The correction of intraglomerular pressure suppresses glomerulosclerosis thereby retarding CKD progression in animal models whereas the degree of increase in intraglomerular pressure in the human kidney in patients with CKD is assumed to vary with etiology. In this study, we examined the association between mean blood pressure (mBP) and the rate of progression of CKD, with a focus on different etiologies.

Methods

We recruited patients with chronic glomerulonephritis (CGN), diabetic kidney disease (DKD), or nephrosclerosis (HNS). The progression rate was defined as the SLOPE: ΔeGFRcre/year (ml/min/1.73m2 per year). Regression coefficients for predicting the SLOPE using each risk factor were examined using Bayesian analysis. A model with linear combination of each explanatory variable was assumed.

Results

A total of 167 patients (37.7% female; mean observation period, 3.17 years; eGFR, 43.89±23.54; urinary protein (UP), 1.54±2.01 g/gCr; mBP, 96.90±9.58 mmHg) with CGN (n=64), DKD (n=26), or HNS (n=77) were included.

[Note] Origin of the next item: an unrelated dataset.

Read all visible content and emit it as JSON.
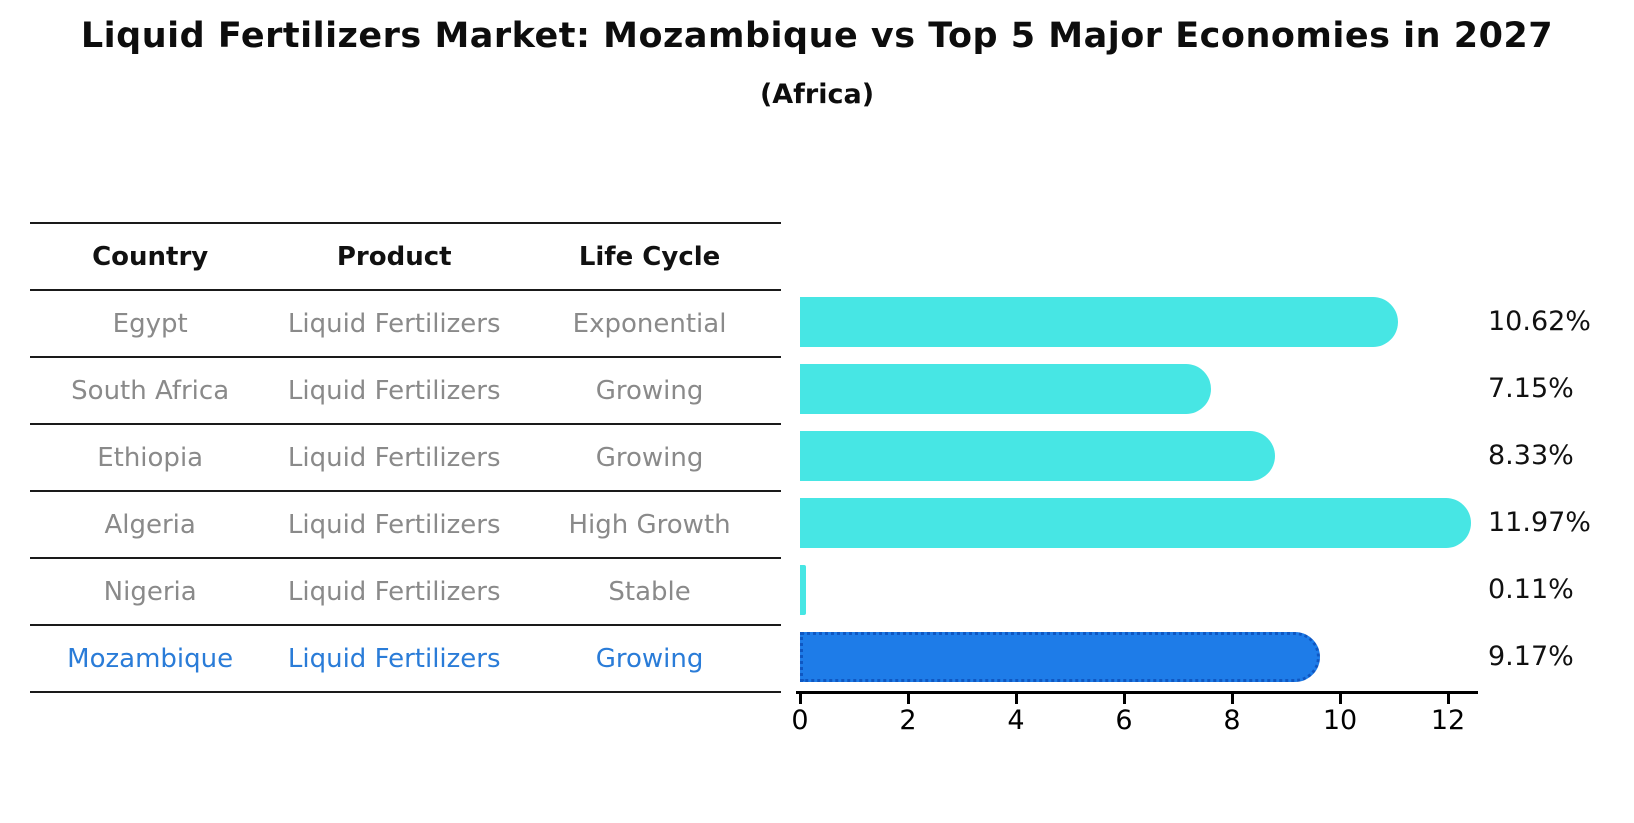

The mean SLOPE values for CGN, DKD, and HNS were -3.15, -5.19, and -1.91, respectively, and ANOVA showed significant differences among groups (p<0.01). Multiple regression analysis using age, gender, and known risk factors revealed that UP and mBP were significant explanatory variables for the SLOPE. In addition, the interaction was also significant for mBP (age*etiology, p=0.08; UP*etiology, p=0.05; mBP*etiology, p=0.01). After adjusting for age and UP, the coefficient of mBP was estimated for each etiology. Model: SLOPE∼normal (intercept+age+UP+mBP*etiology, σ2), prior distribution Normal (0, 100), σ∼iγ (0.01, 0.01), iter=12500, burn-in=2500, chains=4. All MCMC sampling results were well-converged. The mean values [95% Cred. Inter.] for the MCMC samples of CGN, DKD, and HNS were -0.063 [-0.113, -0.013], -0.020 [-0.035, -0.005], and -0.003 [-0.016, 0.010], respectively. The mBP did not affect the SLOPE in HNS

Conclusion

Unlike UP, the association between mBP and SLOPE is dependent on the underlying disease/etiology of CKD. Factors associated with decreased renal function differ depending on the primary disease, and careful consideration is needed to construct a renoprotective strategy with antihypertensive therapy, particularly for patients with HNS.